Nessa ocasião, o Pleno deste Corte entendeu, por unanimidade, que os documentos apresentados antes da sentença deveriam ter sido encaminhados para exame técnico, ante a inexistência de indícios de má-fé ou de retardamento intencional do processo, como forma de privilegiar a fiscalização sobre a efetiva aplicação dos recursos de campanha.

Nessa linha, adoto o judicioso voto proferido pela Desembargadora Eleitoral Caroline Agostini Veiga naquele julgamento, perfeitamente aplicável à hipótese em análise:

É incontroverso que a prestação de contas retificadora foi apresentada em 28/02/2025, portanto, antes da sentença (proferida em 14/03/2025). Assim, não procede a conclusão de que os documentos não podem ser conhecidos na decisão para o julgamento do mérito das contas, pois a jurisprudência aceita o conhecimento de documentos complexos e o reexame das contas quando a juntada ocorre antes da sentença, em primeira instância.

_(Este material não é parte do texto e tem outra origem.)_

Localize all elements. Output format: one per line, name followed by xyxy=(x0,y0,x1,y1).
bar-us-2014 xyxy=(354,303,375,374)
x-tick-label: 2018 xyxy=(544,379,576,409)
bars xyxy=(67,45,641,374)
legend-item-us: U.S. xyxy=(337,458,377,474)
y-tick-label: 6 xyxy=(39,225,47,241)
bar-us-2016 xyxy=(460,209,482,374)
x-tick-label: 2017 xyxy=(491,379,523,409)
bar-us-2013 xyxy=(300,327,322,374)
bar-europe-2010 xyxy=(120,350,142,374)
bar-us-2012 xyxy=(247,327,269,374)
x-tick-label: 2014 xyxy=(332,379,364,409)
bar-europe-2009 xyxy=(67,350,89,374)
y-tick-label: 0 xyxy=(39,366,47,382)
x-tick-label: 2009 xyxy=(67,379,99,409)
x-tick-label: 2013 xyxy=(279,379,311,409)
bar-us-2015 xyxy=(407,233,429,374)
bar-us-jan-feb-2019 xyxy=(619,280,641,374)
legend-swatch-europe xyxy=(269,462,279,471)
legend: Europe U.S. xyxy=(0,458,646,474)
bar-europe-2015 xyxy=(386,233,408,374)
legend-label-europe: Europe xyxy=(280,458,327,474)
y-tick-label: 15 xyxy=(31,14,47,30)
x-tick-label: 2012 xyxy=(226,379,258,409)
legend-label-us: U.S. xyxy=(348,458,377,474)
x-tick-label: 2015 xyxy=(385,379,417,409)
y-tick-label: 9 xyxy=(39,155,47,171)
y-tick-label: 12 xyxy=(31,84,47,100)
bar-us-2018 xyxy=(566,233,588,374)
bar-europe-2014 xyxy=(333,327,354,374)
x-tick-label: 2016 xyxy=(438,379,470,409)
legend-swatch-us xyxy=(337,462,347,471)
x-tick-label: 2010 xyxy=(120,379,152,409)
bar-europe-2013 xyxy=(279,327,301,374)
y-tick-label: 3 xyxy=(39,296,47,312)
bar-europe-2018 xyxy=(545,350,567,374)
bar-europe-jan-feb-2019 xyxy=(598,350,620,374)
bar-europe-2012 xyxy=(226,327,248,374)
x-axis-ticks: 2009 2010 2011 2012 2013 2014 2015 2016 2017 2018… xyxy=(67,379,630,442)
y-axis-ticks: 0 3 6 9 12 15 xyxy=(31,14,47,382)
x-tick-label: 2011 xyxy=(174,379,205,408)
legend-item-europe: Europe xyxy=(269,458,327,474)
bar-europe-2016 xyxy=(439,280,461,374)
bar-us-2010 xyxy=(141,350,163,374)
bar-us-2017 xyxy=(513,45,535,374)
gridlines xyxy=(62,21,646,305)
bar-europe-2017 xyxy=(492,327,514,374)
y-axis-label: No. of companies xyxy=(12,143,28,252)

Entendo que viola a ampla defesa o não conhecimento dos documentos juntados antes da sentença, pois a jurisprudência, a partir da interpretação dada ao art. 266 do Código Eleitoral, mitiga os efeitos da preclusão para autorizar até mesmo a juntada de novos documentos em fase recursal, apenas indeferindo, na instância superior, a reabertura da instrução:

DIREITO ELEITORAL. ELEIÇÕES 2024. RECURSO. PRESTAÇÃO DE CONTAS APROVADA COM RESSALVAS . CONHECIDOS OS NOVOS DOCUMENTOS JUNTADOS NA FASE RECURSAL. AFASTADA A DETERMINAÇÃO DE RECOLHIMENTO AO ERÁRIO. RECURSO PARCIALMENTE PROVIDO. I . CASO EM EXAME (...) Conhecidos os novos documentos juntados após a sentença, por serem simples, capazes de suprir a omissão sem a necessidade de realização de diligências ou de exames complementares. Aceitação com respaldo no art. 266, caput, do Código Eleitoral e na jurisprudência deste Tribunal . 3.2. Os novos documentos fiscais preenchem os requisitos exigidos pela Resolução TSE n. 23.607/19, contendo as dimensões dos materiais de campanha produzidos, o que sana integralmente a única irregularidade que embasou a ressalva na prestação de contas e afasta a determinação de recolhimento de quantias ao erário. 3.3. Afastado o comando de recolhimento ao Tesouro Nacional. Mantida a ressalva nas contas, devido à impropriedade formal referente à intempestividade da regularização do apontamento, na linha do entendimento deste Tribunal para o pleito de 2024. IV. DISPOSITIVO E TESE 4.1 . Recurso parcialmente provido. Afastada a determinação de recolhimento ao erário. Mantida a aprovação das contas com ressalvas. Tese de julgamento: "A apresentação de documento em sede recursal pode sanear irregularidade remanescente em prestação de contas de campanha, afastando ordem de recolhimento ao erário, mantendo a ressalva pelo atraso na correção ." Dispositivos relevantes citados: Resolução TSE n. 23.607/19, art. 60, § 8º . Jurisprudência relevante citada: TRE-RS, RE n. 0600539-72.2020.6 .21.0049, rel. Des. Caetano Cuervo Lo Pumo; TRE-RS, RE n . 0601134-53.2020.6.21 .0055, rel. Des. Luís Alberto D'Azevedo Aurvalle.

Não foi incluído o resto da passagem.